Friday, April 20, 2018

Monsters in the Sea and Angels in Heaven




I finished The Sea, The Sea. I'm now about halfway through Conradi's biography of Iris Murdoch, plodding through a particularly shapeless part, detailing a love life that is various and interesting but somehow, in Conradi's hands, never quite comes into focus. I'll learn more I suspect by reading more novels. (I like Conradi, by the way, but I think he might not be ruthless enough to be a really good biographer.)

Everything that comes from fifties and sixties feels icky and ungainly to me: our species lost some crucial sense of proportion, some instinct for beauty, during that time. We never recovered it, I guess, but the absence hurts most in those early years, when it comes along with some sense of what we had lost. Murdoch comes from those decades, essentially: that's where she came of age. But she stayed slant to it, which is as much as anyone can ask.

(It's the intellectual world that I inherited, twenty years later, as an undergraduate in the backwater of Washington State: it was Sartre who proved your virility back then. Remember? I owned a fat paperback copy of Being and Nothingness. I probably even read it: I read everything, back then. How lost that world is now!)

---

Anyway. Murdoch. One way to take The Sea, The Sea is as a mordant joke: the narrator in fact does precisely what one is supposed to do -- fall in love once and for all, with a passion that never wavers -- and the result is somewhat grotesque, forty years down the road, when all the tokens of status and influence have shifted. The narrator is quixotic, or maybe just demented: it's hard to say. One way to read the novel is as a sort of romantic dystopia: okay, so this is what perfect love is supposed to be? Let's play it out, then.

---

In each of the three novels I've read now -- The Bell, An Accidental Man, and The Sea, The Sea -- there is at least one supernatural event that remains unexplained: something that pleases me, even in my current violently anti-superstitious mood. It is necessary to be reminded, repeatedly, that we do not understand how this thing -- human life -- works. That we are almost certainly horribly deceived, and that under the influence of that deception we are probably committing crimes and cruelties that we do not comprehend. 

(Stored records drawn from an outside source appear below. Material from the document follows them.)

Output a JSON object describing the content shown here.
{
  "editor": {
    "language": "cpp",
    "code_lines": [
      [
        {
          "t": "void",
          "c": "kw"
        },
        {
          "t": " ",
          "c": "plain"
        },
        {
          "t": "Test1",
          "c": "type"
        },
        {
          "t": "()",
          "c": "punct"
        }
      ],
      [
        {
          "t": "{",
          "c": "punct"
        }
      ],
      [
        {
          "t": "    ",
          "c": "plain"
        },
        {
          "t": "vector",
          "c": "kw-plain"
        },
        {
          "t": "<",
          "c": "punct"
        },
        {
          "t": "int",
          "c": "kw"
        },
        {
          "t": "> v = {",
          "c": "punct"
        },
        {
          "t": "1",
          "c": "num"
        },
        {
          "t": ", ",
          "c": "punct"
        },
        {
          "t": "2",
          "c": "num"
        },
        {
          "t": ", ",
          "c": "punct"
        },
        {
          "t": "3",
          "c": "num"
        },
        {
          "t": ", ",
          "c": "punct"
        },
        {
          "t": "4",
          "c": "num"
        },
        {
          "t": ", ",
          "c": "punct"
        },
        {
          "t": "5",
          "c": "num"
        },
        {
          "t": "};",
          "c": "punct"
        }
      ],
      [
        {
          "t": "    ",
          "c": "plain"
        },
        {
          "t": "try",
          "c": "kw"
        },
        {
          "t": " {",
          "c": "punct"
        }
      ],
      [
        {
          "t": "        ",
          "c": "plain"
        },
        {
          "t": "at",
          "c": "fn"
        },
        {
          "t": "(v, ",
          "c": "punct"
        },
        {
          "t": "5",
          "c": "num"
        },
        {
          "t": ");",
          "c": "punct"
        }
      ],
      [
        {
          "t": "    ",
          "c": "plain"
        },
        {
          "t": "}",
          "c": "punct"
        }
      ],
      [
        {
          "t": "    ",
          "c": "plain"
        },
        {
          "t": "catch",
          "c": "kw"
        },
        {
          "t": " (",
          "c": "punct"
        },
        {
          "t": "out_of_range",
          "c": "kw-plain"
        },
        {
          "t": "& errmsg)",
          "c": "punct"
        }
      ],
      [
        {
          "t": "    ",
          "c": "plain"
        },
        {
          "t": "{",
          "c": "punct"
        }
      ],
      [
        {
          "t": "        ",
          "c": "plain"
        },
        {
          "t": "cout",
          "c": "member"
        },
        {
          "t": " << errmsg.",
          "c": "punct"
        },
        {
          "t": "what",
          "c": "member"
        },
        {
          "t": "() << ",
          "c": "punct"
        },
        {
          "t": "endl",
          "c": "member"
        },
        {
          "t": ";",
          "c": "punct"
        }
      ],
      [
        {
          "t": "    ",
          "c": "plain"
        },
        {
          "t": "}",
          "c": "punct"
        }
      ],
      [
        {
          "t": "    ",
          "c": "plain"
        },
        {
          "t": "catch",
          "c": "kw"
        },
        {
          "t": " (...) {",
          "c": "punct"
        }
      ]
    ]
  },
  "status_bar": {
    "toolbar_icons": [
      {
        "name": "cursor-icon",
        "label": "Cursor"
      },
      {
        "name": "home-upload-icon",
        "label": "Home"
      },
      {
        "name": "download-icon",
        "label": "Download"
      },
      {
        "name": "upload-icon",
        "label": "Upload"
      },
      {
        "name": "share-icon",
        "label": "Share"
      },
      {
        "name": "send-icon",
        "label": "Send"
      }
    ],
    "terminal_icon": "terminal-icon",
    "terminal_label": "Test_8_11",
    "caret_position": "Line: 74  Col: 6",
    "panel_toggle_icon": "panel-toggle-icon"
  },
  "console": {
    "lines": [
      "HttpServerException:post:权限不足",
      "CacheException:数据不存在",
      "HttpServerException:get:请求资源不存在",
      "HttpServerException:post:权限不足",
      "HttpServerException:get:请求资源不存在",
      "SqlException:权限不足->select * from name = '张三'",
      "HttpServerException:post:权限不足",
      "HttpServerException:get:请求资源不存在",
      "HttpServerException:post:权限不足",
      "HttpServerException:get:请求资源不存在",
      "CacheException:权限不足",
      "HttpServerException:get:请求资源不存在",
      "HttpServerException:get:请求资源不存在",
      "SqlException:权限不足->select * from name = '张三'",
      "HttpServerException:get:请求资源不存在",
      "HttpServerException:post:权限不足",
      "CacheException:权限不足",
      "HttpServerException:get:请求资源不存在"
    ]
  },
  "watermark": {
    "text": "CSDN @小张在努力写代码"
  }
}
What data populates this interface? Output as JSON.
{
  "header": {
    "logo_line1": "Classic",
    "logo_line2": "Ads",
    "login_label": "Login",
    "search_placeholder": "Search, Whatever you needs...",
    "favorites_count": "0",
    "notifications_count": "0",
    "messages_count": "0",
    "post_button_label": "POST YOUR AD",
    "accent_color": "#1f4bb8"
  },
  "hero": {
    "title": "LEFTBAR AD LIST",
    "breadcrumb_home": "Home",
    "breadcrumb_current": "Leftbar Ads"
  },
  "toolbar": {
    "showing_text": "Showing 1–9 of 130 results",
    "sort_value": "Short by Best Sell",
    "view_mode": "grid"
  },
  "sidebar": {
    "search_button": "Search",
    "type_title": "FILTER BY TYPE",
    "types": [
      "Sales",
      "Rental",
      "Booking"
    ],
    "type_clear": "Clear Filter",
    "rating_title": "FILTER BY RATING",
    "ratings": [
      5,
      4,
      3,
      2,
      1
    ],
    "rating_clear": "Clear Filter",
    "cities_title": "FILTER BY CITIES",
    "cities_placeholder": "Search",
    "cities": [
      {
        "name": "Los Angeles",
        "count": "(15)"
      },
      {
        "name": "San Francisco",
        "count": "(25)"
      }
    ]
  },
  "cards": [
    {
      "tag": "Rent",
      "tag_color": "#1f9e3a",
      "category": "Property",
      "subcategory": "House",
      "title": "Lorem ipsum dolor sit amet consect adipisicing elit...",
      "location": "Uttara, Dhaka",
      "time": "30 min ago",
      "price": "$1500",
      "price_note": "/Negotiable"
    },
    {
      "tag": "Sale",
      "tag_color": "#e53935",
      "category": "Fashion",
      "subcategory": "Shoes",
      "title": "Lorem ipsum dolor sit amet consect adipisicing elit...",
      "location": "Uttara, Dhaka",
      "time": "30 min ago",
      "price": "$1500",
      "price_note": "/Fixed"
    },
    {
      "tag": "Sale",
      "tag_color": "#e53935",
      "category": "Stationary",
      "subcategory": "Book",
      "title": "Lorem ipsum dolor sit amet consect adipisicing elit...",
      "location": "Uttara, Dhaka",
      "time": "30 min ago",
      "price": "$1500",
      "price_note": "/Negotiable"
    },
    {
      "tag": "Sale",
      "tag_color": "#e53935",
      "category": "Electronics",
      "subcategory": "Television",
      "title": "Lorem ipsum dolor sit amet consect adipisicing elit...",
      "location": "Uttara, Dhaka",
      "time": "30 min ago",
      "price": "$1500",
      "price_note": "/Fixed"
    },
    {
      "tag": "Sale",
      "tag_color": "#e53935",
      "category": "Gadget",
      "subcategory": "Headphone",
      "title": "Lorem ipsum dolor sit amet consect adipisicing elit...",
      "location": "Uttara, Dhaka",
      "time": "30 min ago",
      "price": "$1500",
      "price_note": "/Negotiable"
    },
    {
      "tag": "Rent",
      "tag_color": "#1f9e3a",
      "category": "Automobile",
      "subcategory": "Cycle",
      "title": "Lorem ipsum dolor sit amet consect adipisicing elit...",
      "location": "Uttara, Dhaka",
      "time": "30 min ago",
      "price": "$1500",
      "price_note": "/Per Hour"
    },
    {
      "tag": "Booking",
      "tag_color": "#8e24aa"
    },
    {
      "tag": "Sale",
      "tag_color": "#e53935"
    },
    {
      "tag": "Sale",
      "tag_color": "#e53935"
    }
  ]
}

It is reassuring to read someone from my own withered time who has the conviction that the intimations, as Wordsworth would call them, have to be attended to. There are monsters in the sea, and angels in heaven. The fact that we must be mistaken about them does not mean we can ignore them.

5 comments:

alembic said...

I remember liking "The Black Prince" a lot when I read it back in the 1980s. Not sure what I would think of it now, but it also carries the idea of us not understanding how life works and the aftermath of this blindness. Her philosophy work is also "easy" to read; that is, it's accesible, even with the title of "Metaphysics as a Guide to Morals" ( I almost wrote "Mortals" instead of "Morals"...).

Marly Youmans said...

I have not read Murdoch in many years... It is strange to be of a time that has changed so swiftly in its regard for the arts (and much else), beauty, truth, etc. One's unquenchable passion for such things probably looks absurd to later generations.

Anonymous said...

I read -and enjoyed- a lot of Murdoch a while back, including The Sea,the Sea. I remember it mainly for it's recipes and the terrifying portrayal of how someone can be totally convinced that they know what's best for someone else!

She got a mention in Sarah Bakewell's At the Existentialist Café - a great book I enjoyed reading more recently.

Catherine E said...

I read Bruno’s Dream more than once as a young person. I don’t recall reading anything else by Murdoch. I felt obsessed with it, and oddly comforted by the characters and story. Can still remember the opening paragraph with Bruno’s fingers scrabbling on the coverlet. Would like to read it again, to see if it evokes the same sensations now that I’m in my 60’s. Thanks for the reminder!

Dale said...

Yes, I find Murdoch oddly comforting. I think it's that she never gives up on her characters. I've read that the narrator of The Sea, The Sea is "a monster," and of course he's kind of dreadful, but he's also wonderful in a weird way -- with Murdoch you end up feeling like the human race is a total mess but also totally redeemable.